Спустя несколько минут мы вышли из дворца, сели в подъехавшую карету и отправились на Оллен-брау. Но у меня перед глазами так и стояло худощавое лицо с иронично изогнутыми губами и сверкающим взглядом. И мне казалось, что еще немного – и я пойму, что за ним скрывается. Сумею разобрать мысли и чувства мага.

Зачем мне это нужно? Не знаю. Но имперец был самым необычным человеком из всех, с кем мне довелось встречаться, и пробуждал такое любопытство, совладать с которым было просто невозможно.

Герцогиня молчала, напряженно уставившись на собственную трость, а я смотрела в окно, но видела не пролетающие мимо дома и сверкающие витрины магазинов, а загадочно мерцающие черные глаза.

***

Двор перед особняком блестел зеркальными лужами. Мокрые деревья недовольно, словно нахохлившиеся вороны, кивали кронами, и их молодая листва казалась неприятно брюзгливой. Не весна, а промозглая осень какая-то!

Карета подъехала к самому крыльцу, дверцы распахнулись, и мы вышли на мокрую брусчатку.

– Ваша светлость.

Гроу поспешно подал руку герцогине, оттеснив грума.
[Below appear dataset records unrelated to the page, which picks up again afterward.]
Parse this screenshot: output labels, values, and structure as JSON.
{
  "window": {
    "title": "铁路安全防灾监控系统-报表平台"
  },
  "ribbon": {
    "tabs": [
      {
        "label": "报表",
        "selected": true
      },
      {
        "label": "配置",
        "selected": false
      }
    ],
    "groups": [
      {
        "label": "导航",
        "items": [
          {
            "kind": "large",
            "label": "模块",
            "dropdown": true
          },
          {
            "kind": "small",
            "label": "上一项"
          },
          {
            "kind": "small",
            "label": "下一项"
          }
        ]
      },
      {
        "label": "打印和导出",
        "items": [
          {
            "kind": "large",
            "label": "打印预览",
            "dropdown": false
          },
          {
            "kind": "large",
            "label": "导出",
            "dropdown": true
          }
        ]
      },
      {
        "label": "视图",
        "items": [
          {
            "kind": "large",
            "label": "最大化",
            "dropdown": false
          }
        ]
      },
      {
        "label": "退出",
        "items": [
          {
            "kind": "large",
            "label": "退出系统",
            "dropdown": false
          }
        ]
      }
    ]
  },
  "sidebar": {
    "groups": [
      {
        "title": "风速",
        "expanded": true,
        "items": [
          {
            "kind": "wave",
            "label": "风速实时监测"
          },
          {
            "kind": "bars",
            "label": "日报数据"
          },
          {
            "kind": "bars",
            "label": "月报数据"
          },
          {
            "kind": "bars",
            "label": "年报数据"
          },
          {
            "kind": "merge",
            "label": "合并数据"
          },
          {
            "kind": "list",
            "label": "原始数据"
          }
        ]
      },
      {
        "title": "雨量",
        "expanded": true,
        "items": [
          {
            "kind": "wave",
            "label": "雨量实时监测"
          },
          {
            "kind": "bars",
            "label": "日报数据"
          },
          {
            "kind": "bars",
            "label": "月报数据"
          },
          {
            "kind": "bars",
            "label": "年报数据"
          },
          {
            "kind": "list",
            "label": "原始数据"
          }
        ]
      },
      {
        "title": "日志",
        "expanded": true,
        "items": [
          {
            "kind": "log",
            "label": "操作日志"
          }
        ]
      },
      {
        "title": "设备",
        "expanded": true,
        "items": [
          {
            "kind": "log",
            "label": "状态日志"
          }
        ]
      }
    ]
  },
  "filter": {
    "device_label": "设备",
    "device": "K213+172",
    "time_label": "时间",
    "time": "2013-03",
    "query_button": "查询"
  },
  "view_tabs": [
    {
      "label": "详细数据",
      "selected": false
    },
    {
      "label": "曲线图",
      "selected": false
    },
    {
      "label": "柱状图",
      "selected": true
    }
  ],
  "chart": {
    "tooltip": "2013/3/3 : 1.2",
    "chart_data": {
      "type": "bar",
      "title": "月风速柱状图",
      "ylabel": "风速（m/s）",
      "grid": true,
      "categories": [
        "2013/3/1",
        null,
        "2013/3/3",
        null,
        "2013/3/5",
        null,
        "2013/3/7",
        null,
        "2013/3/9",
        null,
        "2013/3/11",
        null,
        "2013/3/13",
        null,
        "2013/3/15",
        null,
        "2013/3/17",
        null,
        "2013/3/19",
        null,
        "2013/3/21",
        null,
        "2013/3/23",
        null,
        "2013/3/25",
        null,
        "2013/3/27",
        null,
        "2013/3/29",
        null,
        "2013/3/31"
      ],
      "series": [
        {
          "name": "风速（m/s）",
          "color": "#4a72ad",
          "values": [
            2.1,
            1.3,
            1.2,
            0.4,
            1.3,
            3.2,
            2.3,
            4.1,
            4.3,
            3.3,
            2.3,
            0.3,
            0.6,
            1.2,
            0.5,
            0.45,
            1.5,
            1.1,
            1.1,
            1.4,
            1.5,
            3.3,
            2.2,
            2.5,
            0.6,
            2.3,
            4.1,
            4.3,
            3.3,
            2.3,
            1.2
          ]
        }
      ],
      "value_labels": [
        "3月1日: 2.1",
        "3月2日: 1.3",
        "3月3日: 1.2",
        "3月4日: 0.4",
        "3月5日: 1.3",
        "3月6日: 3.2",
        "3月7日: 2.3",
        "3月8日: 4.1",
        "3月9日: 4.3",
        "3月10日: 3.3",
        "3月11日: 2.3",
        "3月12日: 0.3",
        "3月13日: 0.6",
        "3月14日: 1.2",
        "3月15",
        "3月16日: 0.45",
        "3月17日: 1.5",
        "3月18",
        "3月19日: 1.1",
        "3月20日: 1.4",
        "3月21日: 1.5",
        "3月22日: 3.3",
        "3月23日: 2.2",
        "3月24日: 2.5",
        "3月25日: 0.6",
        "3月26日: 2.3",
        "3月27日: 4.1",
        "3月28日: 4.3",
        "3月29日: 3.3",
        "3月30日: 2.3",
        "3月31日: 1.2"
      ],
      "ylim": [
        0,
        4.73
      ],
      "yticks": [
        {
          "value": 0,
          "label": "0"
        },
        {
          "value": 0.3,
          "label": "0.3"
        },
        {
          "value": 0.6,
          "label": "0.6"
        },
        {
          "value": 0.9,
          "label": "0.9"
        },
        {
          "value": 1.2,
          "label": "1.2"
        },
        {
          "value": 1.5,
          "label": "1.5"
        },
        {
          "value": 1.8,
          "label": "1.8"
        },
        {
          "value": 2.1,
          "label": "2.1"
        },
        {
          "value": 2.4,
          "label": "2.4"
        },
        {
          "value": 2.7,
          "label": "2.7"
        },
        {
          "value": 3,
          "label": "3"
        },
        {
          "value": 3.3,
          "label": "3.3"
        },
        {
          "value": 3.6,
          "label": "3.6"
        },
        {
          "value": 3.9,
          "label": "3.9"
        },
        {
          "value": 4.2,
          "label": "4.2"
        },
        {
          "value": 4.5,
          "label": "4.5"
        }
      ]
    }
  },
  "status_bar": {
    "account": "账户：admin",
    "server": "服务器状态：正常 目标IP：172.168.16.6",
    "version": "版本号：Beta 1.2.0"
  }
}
Сразу видно, старается, замаливает недавнюю промашку.

– Эвелин, в кабинет, – строго посмотрев на меня, велела тетушка. Ее словно подменили.

Она вошла в дом, а я поплелась следом, размышляя о том, что меня ждет. Неприятный зуд между лопаток пророчил скорую и неминуемую расправу, и я была с ним согласна. Тут и к гадалке не ходи, и так понятно, что леди Шарлотта вряд ли оставит мой проступок безнаказанным.
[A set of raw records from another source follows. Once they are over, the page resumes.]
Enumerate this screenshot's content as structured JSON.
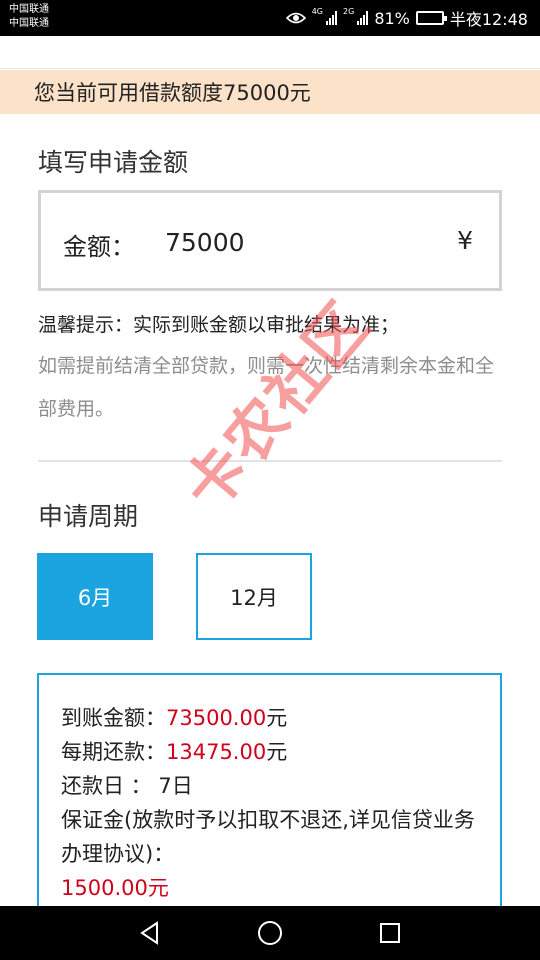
{
  "status_bar": {
    "carrier_1": "中国联通",
    "carrier_2": "中国联通",
    "sim1_network": "4G",
    "sim2_network": "2G",
    "battery_percent": "81%",
    "battery_level": 0.81,
    "time": "半夜12:48"
  },
  "banner": {
    "text": "您当前可用借款额度75000元"
  },
  "amount_section": {
    "title": "填写申请金额",
    "label": "金额：",
    "value": "75000",
    "currency": "¥"
  },
  "tips": {
    "line1": "温馨提示：实际到账金额以审批结果为准；",
    "line2": "如需提前结清全部贷款，则需一次性结清剩余本金和全部费用。"
  },
  "period_section": {
    "title": "申请周期",
    "options": [
      {
        "label": "6月",
        "selected": true
      },
      {
        "label": "12月",
        "selected": false
      }
    ]
  },
  "result": {
    "received_label": "到账金额：",
    "received_value": "73500.00",
    "received_unit": "元",
    "installment_label": "每期还款：",
    "installment_value": "13475.00",
    "installment_unit": "元",
    "repay_day_label": "还款日 ：",
    "repay_day_value": "7日",
    "deposit_label": "保证金(放款时予以扣取不退还,详见信贷业务办理协议)：",
    "deposit_value": "1500.00",
    "deposit_unit": "元"
  },
  "watermark": "卡农社区",
  "colors": {
    "accent": "#1ba4e0",
    "banner_bg": "#fbe2c8",
    "highlight_red": "#d0021b"
  },
  "icons": {
    "eye": "eye-icon",
    "signal": "signal-icon",
    "battery": "battery-icon",
    "back": "back-icon",
    "home": "home-icon",
    "recent": "recent-apps-icon"
  }
}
Стоило нам подняться на второй этаж и войти в услужливо распахнутую лакеем дверь, как тетушка прошла к окну, повернулась ко мне и приказала:

– Сядь.

Набалдашник трости указал в сторону кресла, в котором еще не так давно я вытерпела допрос Каллемана.

– А теперь, рассказывай, – велела герцогиня.

Она не стала садиться. Стояла у окна, строгая и величественная, в пошитом по моде прошлого столетия платье, в большой, закрывающей пол лица шляпе, и смотрела на меня невыносимо ледяными глазами. Никогда раньше не думала, что черный – это цвет опасности. Но сейчас, столкнувшись с высшими магами, поняла, что слишком мало знала о жизни.

– Что, тетушка? – тихо спросила в ответ.

– Не пытайся изображать передо мной невинную овечку, – холодно усмехнулась герцогиня. – Оставь это для мужчин.

Она скрестила руки на серебряном набалдашнике и посмотрела так, будто раздумывала, сразу меня съесть или потом.

– Но я правда не понимаю… Я рассказала все, как было!

– Упорствуешь?

Черные глаза нехорошо блеснули.

– Нет, тетя.

– Не строй из себя наивную дурочку, – небрежно махнула рукой герцогиня. – Мне прекрасно известно, что ты не так глупа, как кажешься, и сейчас ты должна понять, что не стоит мне лгать. Я все равно узнаю, что произошло.

– Но я не лгу!

– Вздор! – пристукнула тростью герцогиня. – Ты была в комнате Каллемана, не отпирайся, я почувствовала запах твоих духов. Что ты там делала? Он заманил тебя? Похитил? Не молчи, Эви! Этот человек надругался над тобой?

– Тетушка, о чем вы говорите? Лорд Каллеман не мог…

– Не мог? Знаешь, какая слава тянется за ним из Дартштейна? О, я выяснила все про этого мерзкого человека!

– Но тетя…

– Говори, Эви. Говори все, что он с тобой сделал, иначе я запру тебя в подвале, пока ты не образумишься!

– Но лорд Каллеман ничего мне не сделал, я его даже не видела!

– Он тебя трогал?

– Нет, тетя!

– Значит, по-хорошему ты не хочешь? – спокойно спросила герцогиня. – Ладно. Гроу! – позвала она.

– Миледи.

Дворецкий тут же вынырнул из-за двери. Подслушивал, как всегда.

– Отведи леди Эвелин в подвал и запри ее там до завтрашнего вечера. Еды не давать. Только воду.